MYTH #1: Houses didn’t have closets in colonial days because people wanted to avoid paying the closet tax.

      Ah, that dreaded closet tax, always striking fear in the hearts of law-abiding colonists! Well . . . not really.

      Inventories and floor plans of the period show that many early American houses—timber frame and brick, modest and grand—were built with closets. Typically found on either side of a fireplace in bedrooms and dining rooms, these closets were used for general storage purposes, not for clothing. Clothes were not hung on hangers—clothes hangers did not come into use until after the Civil War—rather they were folded and kept in a chest, clothespress, or chest of drawers, or hung on hooks or nails. “People didn’t have as much stuff in those days,” says Alden O’Brien, Curator of Textiles and Clothing at the DAR Museum in Washington, D.C.  “They didn’t need big walk-in closets. Even a well-to-do colonial woman would have had just a few dresses.” 

     The myth regarding the onerous closet tax probably resulted from the misunderstanding of how closets were used in our country’s early years and the fact that they were not located in every bedroom as they are today. Taxes varied widely from colony to colony and later from state to state, but research has turned up no examples of a tax on closets in any of the thirteen original colonies. 

     Today you can see closets in many historic houses that are open to the public, including Stratford Hall (the Lee home in northern Virginia, begun around 1738), Montpelier (the Madison home in Orange, Virginia, built from 1765 with additions in 1797 and 1812), and in Williamsburg at the Wythe, Randolph, Geddy, and Waller Houses, to name a few. Here is the George Wythe House:

To see others, click these links.  Montpelier floor plans: http://montpelierrestoration.wordpress.com/elevations-and-floorplans/ 

Floorplans for both Rosewell in Gloucester Co., Va., and the Nelson House in Yorktown, Va., are available at _Neck_Tour.pdfhttp://research.history.org/Files/ArchRes/VAF_2002_Northern

5 Responses to MYTH #1: Houses didn’t have closets in colonial days because people wanted to avoid paying the closet tax.

  1. Katherine Keena says:

    Fabulous! thanks so much!

  2. Andrea says:

    The phrase “off-the-peg” in the fashion industry relates to the old (and still done) practice of hanging clothing on nails or pegs.

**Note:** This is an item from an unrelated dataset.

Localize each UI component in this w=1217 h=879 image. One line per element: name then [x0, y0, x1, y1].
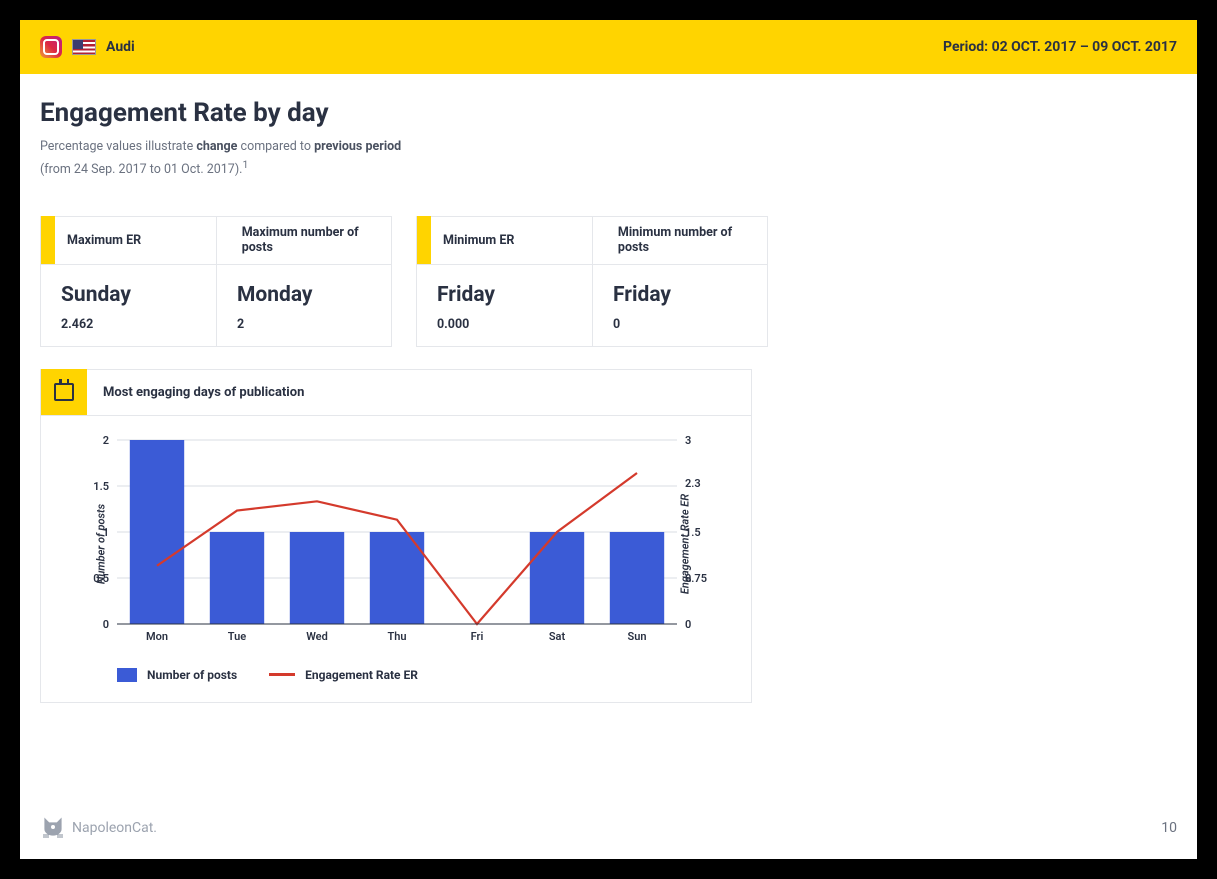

    Love this blog! Keep up the great work. :D

  3. Evan says:

    The version I’ve always heard is not that closets themselves were taxed, but that houses were taxed according to the number of rooms, and built-in closets counted as rooms. So it’s not a tax ON closets, but just that closets were included in the tax assessment. Is there any truth to this either?

    • marymiley says:

      No, closets were not considered rooms.
      During the colonial period, each colony had its own tax structure. Property taxes were usually levied on certain things (land, livestock) at fixed rates. I am not aware of any colony that had a tax on number of rooms in a dwelling. As the nineteenth century progressed, states gradually shifted to taxes based on the value of the property, rather than the specific number of acres or number of horses. This was seen as more fair, and I think we would agree with that today. If a house is being valued, all amenities, including closets, if any, would be taken into consideration. (See http://eh.net/encyclopedia/article/fisher.property.tax.history.us for details.)

  4. Last summer we visited historic Colborne Lodge in High Park, Toronto, and I remember that we were treated to this closet tax myth. Apparently this tax structure was not only prevalent in New England but even spread to Upper Canada!